Следующие несколько дней Эйнар и Браги молились богине исцеления, а Сванхильд все ухаживала за раной Сигурда. Знахарь благословил несколько рун из китового уса в обмен на один из лучших сундуков работы Эйнара и разбросал руны вокруг лавки, на которой лежал раненый.
Кажется, это подействовало — от раны Сигурда луком не пахло. Чуть оправившись, Сигурд первым делом пошел в мастерскую — продырявить одну из целительных рун. Потом протянул ее Сванхильд.
— Ты окажешь мне честь, — произнес он, — если повесишь эту руну на свое ожерелье. Конечно, если не хочешь…
Но она не дала ему договорить, лишь сжала в объятиях и горячо закивала.
Исцеление шло тяжело. Сигурду было трудно поднимать руки, а иногда, в самый неожиданный момент, изнутри простреливала внезапная боль, но вскоре он устал принимать заботливые ухаживания.
И стал помогать Эйнару в новом деле — изготовлении лодки для Браги, чтобы парнишка рыбачил в бухте.
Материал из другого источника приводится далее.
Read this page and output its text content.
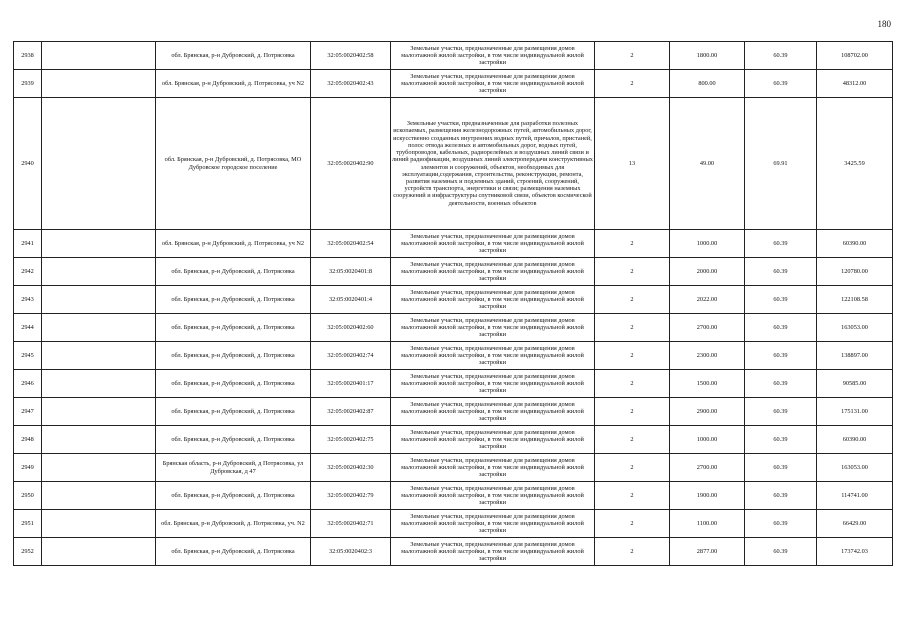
180
2938		обл. Брянская, р-н Дубровский, д. Потрясовка	32:05:0020402:58	Земельные участки, предназначенные для размещения домов малоэтажной жилой застройки, в том числе индивидуальной жилой застройки	2	1800.00	60.39	108702.00
2939		обл. Брянская, р-н Дубровский, д. Потрясовка, уч N2	32:05:0020402:43	Земельные участки, предназначенные для размещения домов малоэтажной жилой застройки, в том числе индивидуальной жилой застройки	2	800.00	60.39	48312.00
2940		обл. Брянская, р-н Дубровский, д. Потрясовка, МО Дубровское городское поселение	32:05:0020402:90	Земельные участки, предназначенные для разработки полезных ископаемых, размещения железнодорожных путей, автомобильных дорог, искусственно созданных внутренних водных путей, причалов, пристаней, полос отвода железных и автомобильных дорог, водных путей, трубопроводов, кабельных, радиорелейных и воздушных линий связи и линий радиофикации, воздушных линий электропередачи конструктивных элементов и сооружений, объектов, необходимых для эксплуатации,содержания, строительства, реконструкции, ремонта, развития наземных и подземных зданий, строений, сооружений, устройств транспорта, энергетики и связи; размещения наземных сооружений и инфраструктуры спутниковой связи, объектов космической деятельности, военных объектов	13	49.00	69.91	3425.59
2941		обл. Брянская, р-н Дубровский, д. Потрясовка, уч N2	32:05:0020402:54	Земельные участки, предназначенные для размещения домов малоэтажной жилой застройки, в том числе индивидуальной жилой застройки	2	1000.00	60.39	60390.00
2942		обл. Брянская, р-н Дубровский, д. Потрясовка	32:05:0020401:8	Земельные участки, предназначенные для размещения домов малоэтажной жилой застройки, в том числе индивидуальной жилой застройки	2	2000.00	60.39	120780.00
2943		обл. Брянская, р-н Дубровский, д. Потрясовка	32:05:0020401:4	Земельные участки, предназначенные для размещения домов малоэтажной жилой застройки, в том числе индивидуальной жилой застройки	2	2022.00	60.39	122108.58
2944		обл. Брянская, р-н Дубровский, д. Потрясовка	32:05:0020402:60	Земельные участки, предназначенные для размещения домов малоэтажной жилой застройки, в том числе индивидуальной жилой застройки	2	2700.00	60.39	163053.00
2945		обл. Брянская, р-н Дубровский, д. Потрясовка	32:05:0020402:74	Земельные участки, предназначенные для размещения домов малоэтажной жилой застройки, в том числе индивидуальной жилой застройки	2	2300.00	60.39	138897.00
2946		обл. Брянская, р-н Дубровский, д. Потрясовка	32:05:0020401:17	Земельные участки, предназначенные для размещения домов малоэтажной жилой застройки, в том числе индивидуальной жилой застройки	2	1500.00	60.39	90585.00
2947		обл. Брянская, р-н Дубровский, д. Потрясовка	32:05:0020402:87	Земельные участки, предназначенные для размещения домов малоэтажной жилой застройки, в том числе индивидуальной жилой застройки	2	2900.00	60.39	175131.00
2948		обл. Брянская, р-н Дубровский, д. Потрясовка	32:05:0020402:75	Земельные участки, предназначенные для размещения домов малоэтажной жилой застройки, в том числе индивидуальной жилой застройки	2	1000.00	60.39	60390.00
2949		Брянская область, р-н Дубровский, д Потрясовка, ул Дубровская, д 47	32:05:0020402:30	Земельные участки, предназначенные для размещения домов малоэтажной жилой застройки, в том числе индивидуальной жилой застройки	2	2700.00	60.39	163053.00
2950		обл. Брянская, р-н Дубровский, д. Потрясовка	32:05:0020402:79	Земельные участки, предназначенные для размещения домов малоэтажной жилой застройки, в том числе индивидуальной жилой застройки	2	1900.00	60.39	114741.00
2951		обл. Брянская, р-н Дубровский, д. Потрясовка, уч. N2	32:05:0020402:71	Земельные участки, предназначенные для размещения домов малоэтажной жилой застройки, в том числе индивидуальной жилой застройки	2	1100.00	60.39	66429.00
2952		обл. Брянская, р-н Дубровский, д. Потрясовка	32:05:0020402:3	Земельные участки, предназначенные для размещения домов малоэтажной жилой застройки, в том числе индивидуальной жилой застройки	2	2877.00	60.39	173742.03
Сигурд твердо вознамерился раскрасить каждый дюйм поверхности. Конечно, так украшать лодку вовсе не обязательно, но ему приятно было снова взять в руки кисточку. Работа чрезмерно затянулась, однако Эйнар ни разу не упрекнул друга в медлительности.
Беременность Сванхильд протекала без осложнений, несмотря на возраст, не вполне годящийся для подобного приключения. Когда начались роды, юный Браги помчался за повитухой, а мужчины остались, чтобы помочь роженице. Вскоре в семье появился еще один мальчик — здоровый и красивый, и назвали его Фридлейв.
Убедившись, что с ребенком все в порядке, мужчины решили выпить за свою удачу. Даже Браги разрешили не спать допоздна и осушить немало чаш с крепким элем; теперь, когда в семье появился младший братишка, отец решил, что старшему пора пить как взрослому мужчине.
В комнате горел огонь, пылала ворвань в лампах; Эйнар со смехом наблюдал, как его парень (нынче старший парень, с гордостью заметил он), пошатываясь, добрел до лавки.
— Нет, еще не очень взрослый, — подтрунивал он, а Сигурд воскликнул, что от эля у Браги грудь покроется волосами! Ну, если не грудь, то, по крайней мере волосатый язык поутру обеспечен.
Через пару минут парнишка уже храпел, а Эйнар, убедившись, что жена и новорожденный тоже спокойно спят, удалился в мастерскую. Он вернулся с небольшим свертком и кинул его Сигурду; внутри оказались сушеные грибы.
— А теперь по-настоящему отпразднуем, что боги нам улыбаются!